Wednesday, November 22, 2006

Picking through the credit card offers

I had the day off from work, so I finally had some spare time to sort through the various credit card offers I've received over the past few months. Seventeen of them to be exact. I applied for two of them over the phone, and was immediately approved for both. A year ago (next Wednesday) I was waiting for the final discharge of my personal bankruptcy, and it has taken be a while to get back on my feet and feel at least marginally comfortable with my renewed financial "security."

I had gotten one credit card back in July, and that is all I really need, but with my upcoming two-week trip to New York City at the end of the year, I felt the need for a little more flexibility. Some of these 0% introductory offers seemed like a great way to spread my expenses over a couple of months. Actually, I have decided not to do that and actually pay off the expenses as they became due in January and February, but at least I now will have the flexibility to shuffle money a little less rigidly.

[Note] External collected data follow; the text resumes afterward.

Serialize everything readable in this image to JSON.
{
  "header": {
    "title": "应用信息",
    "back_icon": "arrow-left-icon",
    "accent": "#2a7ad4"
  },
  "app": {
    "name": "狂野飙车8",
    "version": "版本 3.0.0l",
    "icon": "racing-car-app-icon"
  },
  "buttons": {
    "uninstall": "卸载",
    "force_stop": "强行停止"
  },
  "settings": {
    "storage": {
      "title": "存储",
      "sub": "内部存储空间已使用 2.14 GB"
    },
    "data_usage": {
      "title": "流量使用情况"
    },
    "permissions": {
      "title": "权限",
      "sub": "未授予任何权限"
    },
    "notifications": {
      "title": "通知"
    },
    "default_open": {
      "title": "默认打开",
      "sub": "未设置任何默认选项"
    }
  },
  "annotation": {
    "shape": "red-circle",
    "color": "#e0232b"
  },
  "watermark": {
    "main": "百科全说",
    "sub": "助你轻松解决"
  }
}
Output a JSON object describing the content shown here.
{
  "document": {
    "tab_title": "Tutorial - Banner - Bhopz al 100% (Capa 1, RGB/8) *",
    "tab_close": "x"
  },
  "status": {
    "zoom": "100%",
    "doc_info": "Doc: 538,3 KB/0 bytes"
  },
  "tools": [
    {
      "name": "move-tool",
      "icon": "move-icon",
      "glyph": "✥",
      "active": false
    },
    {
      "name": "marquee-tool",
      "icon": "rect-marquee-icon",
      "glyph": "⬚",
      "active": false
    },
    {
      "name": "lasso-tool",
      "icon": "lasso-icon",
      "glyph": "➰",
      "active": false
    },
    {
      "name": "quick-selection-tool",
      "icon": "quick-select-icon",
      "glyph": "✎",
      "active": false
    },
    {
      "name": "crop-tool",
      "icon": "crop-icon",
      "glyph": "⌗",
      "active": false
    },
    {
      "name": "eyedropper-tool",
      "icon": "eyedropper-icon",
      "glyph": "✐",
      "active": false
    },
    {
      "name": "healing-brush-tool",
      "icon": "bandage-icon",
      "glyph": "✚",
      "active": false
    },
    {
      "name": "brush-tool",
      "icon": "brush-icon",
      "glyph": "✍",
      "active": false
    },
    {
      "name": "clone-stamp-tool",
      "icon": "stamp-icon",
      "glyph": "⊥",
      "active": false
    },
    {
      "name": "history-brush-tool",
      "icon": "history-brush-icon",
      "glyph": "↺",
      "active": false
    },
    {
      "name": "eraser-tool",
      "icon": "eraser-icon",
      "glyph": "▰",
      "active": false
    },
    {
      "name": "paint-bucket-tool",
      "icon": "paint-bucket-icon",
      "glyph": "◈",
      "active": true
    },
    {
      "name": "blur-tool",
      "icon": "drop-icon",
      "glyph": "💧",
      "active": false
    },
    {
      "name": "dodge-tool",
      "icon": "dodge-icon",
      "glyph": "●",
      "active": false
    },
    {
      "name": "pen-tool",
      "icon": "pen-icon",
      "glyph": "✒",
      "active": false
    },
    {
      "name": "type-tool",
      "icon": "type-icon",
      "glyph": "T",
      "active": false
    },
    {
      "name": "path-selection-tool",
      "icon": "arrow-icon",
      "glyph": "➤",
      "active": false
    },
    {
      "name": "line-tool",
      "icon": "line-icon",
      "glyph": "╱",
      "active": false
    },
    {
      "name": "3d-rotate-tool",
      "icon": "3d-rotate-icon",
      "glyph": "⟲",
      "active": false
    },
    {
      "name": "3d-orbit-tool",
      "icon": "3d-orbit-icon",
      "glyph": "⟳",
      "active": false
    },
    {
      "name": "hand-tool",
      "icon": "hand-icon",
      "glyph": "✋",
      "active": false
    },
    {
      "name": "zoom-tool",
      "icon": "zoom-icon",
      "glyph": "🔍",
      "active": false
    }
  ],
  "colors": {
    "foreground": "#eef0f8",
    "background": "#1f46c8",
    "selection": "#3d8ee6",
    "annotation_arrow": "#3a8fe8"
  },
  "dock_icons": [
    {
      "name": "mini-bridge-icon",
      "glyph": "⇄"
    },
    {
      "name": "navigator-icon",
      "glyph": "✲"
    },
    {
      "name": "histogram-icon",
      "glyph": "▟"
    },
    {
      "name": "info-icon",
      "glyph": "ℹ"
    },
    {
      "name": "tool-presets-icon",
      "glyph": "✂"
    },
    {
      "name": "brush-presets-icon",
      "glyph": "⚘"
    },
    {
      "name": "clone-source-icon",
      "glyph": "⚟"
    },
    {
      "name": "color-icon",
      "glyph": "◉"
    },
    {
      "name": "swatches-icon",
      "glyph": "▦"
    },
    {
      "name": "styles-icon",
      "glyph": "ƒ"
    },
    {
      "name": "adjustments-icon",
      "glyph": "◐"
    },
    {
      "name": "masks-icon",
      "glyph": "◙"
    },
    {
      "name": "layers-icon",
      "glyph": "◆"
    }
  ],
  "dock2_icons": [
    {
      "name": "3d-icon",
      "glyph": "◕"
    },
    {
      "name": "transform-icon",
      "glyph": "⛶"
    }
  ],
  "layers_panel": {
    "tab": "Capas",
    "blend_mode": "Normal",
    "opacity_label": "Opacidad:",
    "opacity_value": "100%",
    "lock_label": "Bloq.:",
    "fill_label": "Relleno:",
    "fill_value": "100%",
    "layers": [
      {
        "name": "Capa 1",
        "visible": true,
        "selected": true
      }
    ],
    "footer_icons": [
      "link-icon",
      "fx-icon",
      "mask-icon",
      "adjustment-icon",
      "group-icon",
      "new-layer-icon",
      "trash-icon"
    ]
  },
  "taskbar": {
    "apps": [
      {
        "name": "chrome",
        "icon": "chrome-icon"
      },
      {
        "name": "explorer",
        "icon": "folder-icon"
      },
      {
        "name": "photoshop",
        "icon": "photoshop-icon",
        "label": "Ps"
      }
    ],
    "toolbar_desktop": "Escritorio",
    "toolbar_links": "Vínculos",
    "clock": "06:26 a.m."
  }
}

Of the seventeen offers, I immediately rejected seven because they either had annual fees or simply had nothing special to offer. Two of the offers were affiliated with airline frequent traveler programs. I picked the Frontier-affiliated MasterCard since it offered miles for purchases and the HSBC Household Bank MasterCard which offers 2% cashback on purchases and 0% interest on purchases for six months. The credit limits are modest, in fact together only half of the limit for my CapitalOne card, but it is not my intention to use them for very much in the near future. Both have no annual fee.

I am still considering whether I should actually carry a balance on at least one card for a few months to help start rebuilding my credit history. The 0% introductory HSBC Household Bank card is a good candidate for that. If it comes within two weeks, I may well use it for half of my NYC hotel expenses. If I do run up a balance, it is also my intention to incrementally pay the balance into savings so that I don't need to mangle my budget to pay off the balance a few months down the line.

With three credit cards now (or at least within the next couple of weeks), I no longer need to consider getting any additional cards and have increased financial flexibility for short-term spikes in expenses. I will keep my eyes open for any cashback offers that might be better than the one I just got.